Whether you realize it or not, you are already playing harmonics - at least the first harmonic. For example, if you play 2nd space A and then play A on the first ledger line above the staff, you are actually playing a harmonic because the notes have the same fingering. If you continue to finger A and overblow to the second harmonic, you get high E on the third ledger line above the staff. In the samples from your link, you finger the lower notes and overblow to get the harmonic for the higher notes above the staff. So, if you finger F-G-A while overblowing to the second harmonic, the notes sound as C-D-E above the staff. However, it does take a fair amount of practice to control them well enough to play the music in your examples. In some cases, harmonics can be used as an alternate fingering to make certain passages easier.

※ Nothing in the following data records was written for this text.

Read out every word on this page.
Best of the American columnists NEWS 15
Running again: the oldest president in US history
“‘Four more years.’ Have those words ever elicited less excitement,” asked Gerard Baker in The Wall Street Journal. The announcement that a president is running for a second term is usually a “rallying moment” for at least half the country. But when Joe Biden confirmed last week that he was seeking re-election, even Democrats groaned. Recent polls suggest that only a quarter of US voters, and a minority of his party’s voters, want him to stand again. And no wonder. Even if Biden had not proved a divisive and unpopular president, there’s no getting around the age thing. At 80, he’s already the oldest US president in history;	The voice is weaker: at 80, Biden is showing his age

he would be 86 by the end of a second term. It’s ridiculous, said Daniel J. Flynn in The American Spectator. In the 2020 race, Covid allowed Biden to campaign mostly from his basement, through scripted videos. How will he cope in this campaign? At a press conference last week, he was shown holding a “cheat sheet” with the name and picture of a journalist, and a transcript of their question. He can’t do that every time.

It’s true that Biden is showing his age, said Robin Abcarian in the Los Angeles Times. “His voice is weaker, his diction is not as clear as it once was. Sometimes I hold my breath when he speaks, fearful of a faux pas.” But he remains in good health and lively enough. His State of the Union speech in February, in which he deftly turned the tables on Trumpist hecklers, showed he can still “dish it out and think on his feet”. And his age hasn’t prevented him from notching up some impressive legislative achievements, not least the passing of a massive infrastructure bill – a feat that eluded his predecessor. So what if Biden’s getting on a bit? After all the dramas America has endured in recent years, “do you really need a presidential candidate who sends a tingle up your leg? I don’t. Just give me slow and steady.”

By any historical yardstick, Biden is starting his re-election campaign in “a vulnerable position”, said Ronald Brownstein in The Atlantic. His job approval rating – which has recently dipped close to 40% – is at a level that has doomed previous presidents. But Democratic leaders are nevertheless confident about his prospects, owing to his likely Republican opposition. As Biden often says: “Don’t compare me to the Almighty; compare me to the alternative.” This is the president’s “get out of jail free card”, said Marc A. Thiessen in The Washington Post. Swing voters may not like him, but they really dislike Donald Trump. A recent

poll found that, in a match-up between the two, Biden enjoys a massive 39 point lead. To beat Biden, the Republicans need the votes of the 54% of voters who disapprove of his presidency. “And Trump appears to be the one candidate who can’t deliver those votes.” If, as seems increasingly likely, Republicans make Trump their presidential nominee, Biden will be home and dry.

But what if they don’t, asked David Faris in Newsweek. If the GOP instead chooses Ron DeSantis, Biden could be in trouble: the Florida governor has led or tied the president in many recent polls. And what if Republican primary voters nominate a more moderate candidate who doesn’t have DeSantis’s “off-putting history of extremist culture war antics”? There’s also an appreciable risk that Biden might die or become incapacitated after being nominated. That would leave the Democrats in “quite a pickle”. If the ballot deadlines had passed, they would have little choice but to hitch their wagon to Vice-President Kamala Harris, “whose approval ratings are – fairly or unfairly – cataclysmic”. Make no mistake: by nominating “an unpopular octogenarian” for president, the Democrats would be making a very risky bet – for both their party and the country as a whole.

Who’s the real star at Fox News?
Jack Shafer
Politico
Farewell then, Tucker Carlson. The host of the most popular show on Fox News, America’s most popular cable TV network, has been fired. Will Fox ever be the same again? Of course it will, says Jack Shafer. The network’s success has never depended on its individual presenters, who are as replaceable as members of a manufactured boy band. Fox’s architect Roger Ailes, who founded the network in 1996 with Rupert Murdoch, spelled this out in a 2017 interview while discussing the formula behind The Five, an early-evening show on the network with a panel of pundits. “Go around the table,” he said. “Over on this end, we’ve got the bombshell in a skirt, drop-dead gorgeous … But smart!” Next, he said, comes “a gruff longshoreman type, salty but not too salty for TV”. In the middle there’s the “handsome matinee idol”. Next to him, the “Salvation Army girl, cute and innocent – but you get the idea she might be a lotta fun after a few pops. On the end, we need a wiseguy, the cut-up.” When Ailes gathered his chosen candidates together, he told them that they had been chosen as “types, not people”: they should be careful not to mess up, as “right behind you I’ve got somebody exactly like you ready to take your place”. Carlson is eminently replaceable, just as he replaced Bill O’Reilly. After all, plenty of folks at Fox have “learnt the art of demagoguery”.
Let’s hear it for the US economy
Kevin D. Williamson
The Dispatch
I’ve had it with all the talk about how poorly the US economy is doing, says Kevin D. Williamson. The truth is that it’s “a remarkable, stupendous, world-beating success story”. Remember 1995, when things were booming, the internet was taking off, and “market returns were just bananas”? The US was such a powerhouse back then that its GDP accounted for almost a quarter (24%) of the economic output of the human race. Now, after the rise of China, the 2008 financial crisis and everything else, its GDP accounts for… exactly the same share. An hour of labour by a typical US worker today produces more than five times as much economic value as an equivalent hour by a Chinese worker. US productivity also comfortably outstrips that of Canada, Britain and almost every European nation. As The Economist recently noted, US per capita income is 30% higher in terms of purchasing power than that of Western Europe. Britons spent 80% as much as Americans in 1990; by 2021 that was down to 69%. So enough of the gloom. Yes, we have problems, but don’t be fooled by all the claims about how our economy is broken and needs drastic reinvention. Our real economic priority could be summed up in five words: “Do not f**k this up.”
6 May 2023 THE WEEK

Playing harmonics can actually help you to focus your embouchure, so don't be afraid of them, just practice them and you'll get the hang of it.
"Never give a flute player a screwdriver."
--anonymous--

User avatar
Bo
Posts: 389
Joined: Mon Sep 15, 2008 5:40 pm
Location: Down Under

Post by Bo » Fri Jan 15, 2010 3:36 pm

Thanks, pied_piper!
Yes, I think harmonics are a very interesting technique!

wkzh
Posts: 103
Joined: Fri May 14, 2010 3:45 am

Post by wkzh » Mon Oct 18, 2010 7:05 am

Harmonics are a great way of adding colour to certain passages. They are also a good way of training the pitching of the embouchure. Do note that you do NOT squeeze harmonics out. Always jump between harmonics by varying the angle of the airstream, at least when practising pitching. (Sometimes it gets really tough, so a little periodic squeezing for utter certainty may be, well, tolerable.) If you squeeze air out, it'll develop into a bad habit and is counterproductive. You can approach it like learning the other high notes, but jumping between harmonics adds an extra challenge to it.
The flute family: probing the lower limit of human hearing and the upper limit of human tolerance.

etc-etc
Posts: 36
Joined: Wed Sep 29, 2010 2:33 pm

Re: Harmonics

Post by etc-etc » Mon Oct 18, 2010 9:35 pm

Actually, the fundamental tone is the first harmonic;
An octave up from the first harmonic is the second harmonic;
A perfect fifth up from the second harmonic is the third harmonic; and so on.

wkzh
Posts: 103
Joined: Fri May 14, 2010 3:45 am

Re: Harmonics

Post by wkzh » Wed Oct 20, 2010 7:26 am

Yes, there's a huge confusion about "harmonics", "partials", "overtones" and all that stuff, it's so irritating. But I find using the convention for harmonics more computationally and intuitively appealing: the other two are irritating ("overtone" is apparently a translational error) but are more general terms so sometimes there's no escape. So be careful that when you hold a discussion, make sure both of you are talking about the same thing!
The flute family: probing the lower limit of human hearing and the upper limit of human tolerance.

etc-etc
Posts: 36
Joined: Wed Sep 29, 2010 2:33 pm

Re: Harmonics

Post by etc-etc » Wed Oct 20, 2010 7:46 pm

Yes, it is very confusing because in some systems the fundamental counts as 0 and in others, as 1.